Tetanus occurs when a wound becomes infected with bacterial spores of Clostridium tetani. Spores are found in the soil. Once in the wound the spores germinate, multiply and produce a very powerful poison which affects the muscles. Some cases of tetanus occur from wounds that are so small they are not noticed. Horses are the most susceptible of all domestic animals to tetanus. An affected horse moves with a stiff-legged gait, often with the tail held out stiffly and the ears pricked. As the disease progresses the muscles become so rigid and stiff that the horse may fall and not be able to get up again. Convulsions may occur and death is caused by paralysis of the breathing muscles. Treatment is difficult, time consuming, very expensive and often unsuccessful. It involves the use of tetanus antitoxin to neutralise unbound circulating toxin, penicillin to prevent further growth of C. tetani, muscle relaxants to relax the rigid muscles, and supportive therapy until the toxin is eliminated or destroyed.

Vaccination is the only way to provide safe, effective long-term protection against tetanus. If an unvaccinated horse is injured, tetanus antitoxin should be administered to provide immediate but short-term (3 weeks) protection. At the same time a vaccination program should be commenced to develop long-lasting immunity.

The tetanus vaccine may be administered intramuscularly on one side of the neck, while the tetanus antitoxin is injected subcutaneously on the other side of the neck. A separate syringe and needle should be used for each product. This will result in both immediate and long lasting protection.

Vaccination is the only way to provide long term protection against tetanus. For all horses and foals, three months of age and above, the primary vaccination course consists of two injections four weeks apart, followed up by a booster dose one year later. Boosters after this are recommended every five years.

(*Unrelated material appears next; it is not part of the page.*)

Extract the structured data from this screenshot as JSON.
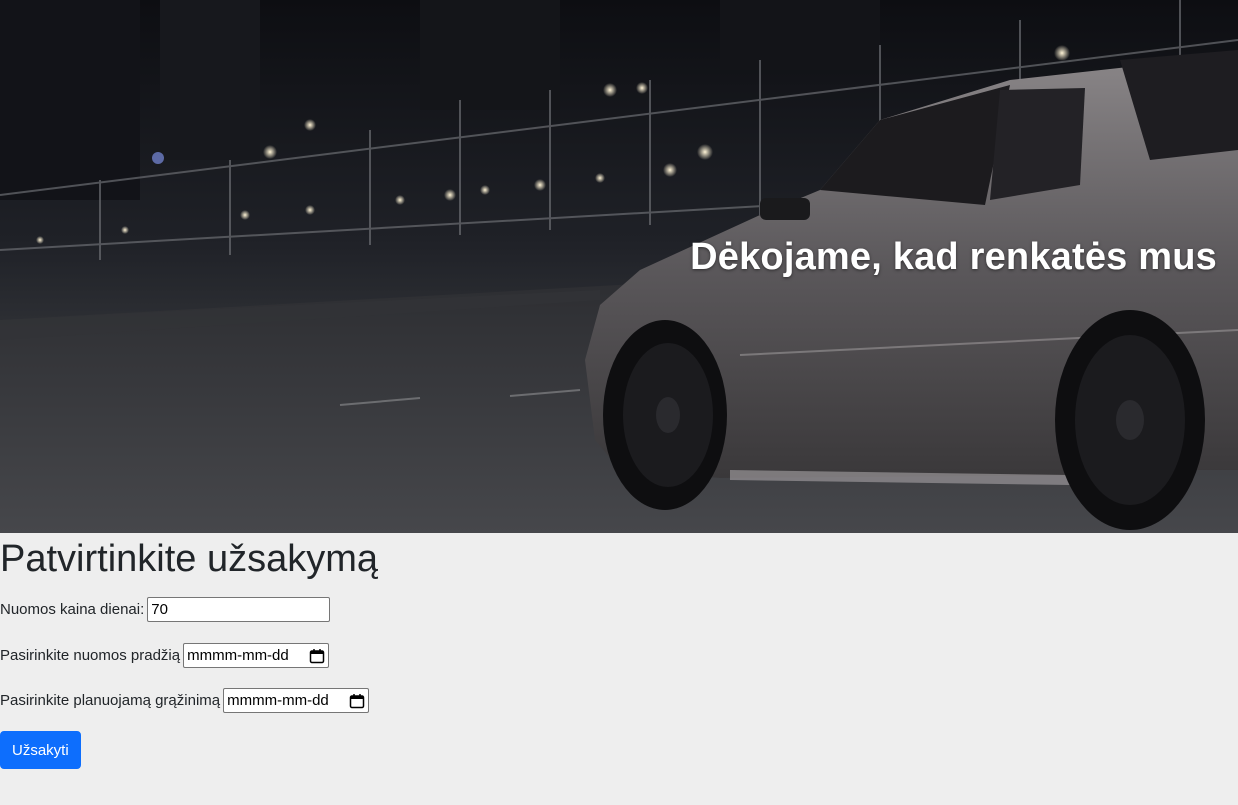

This is a highly contagious respiratory disease caused by the bacterium Streptoccocus equi that causes fever, swollen lymph nodes, thick nasal discharge and difficulty breathing and eating. Most cases heal with no complications but some animals become carriers and others can suffer joint, lung or heart damage and in some cases death. The bacterium can spread between horses sharing floats, yards and tack so competition horses are at greatest risk of catching the disease. Strangles can be prevented with vaccination, initially three vaccinations given 2 weeks apart, followed up with an annual booster. Tetanus vaccine can be given at the same time. As with most diseases prevention is the best was of managing strangles.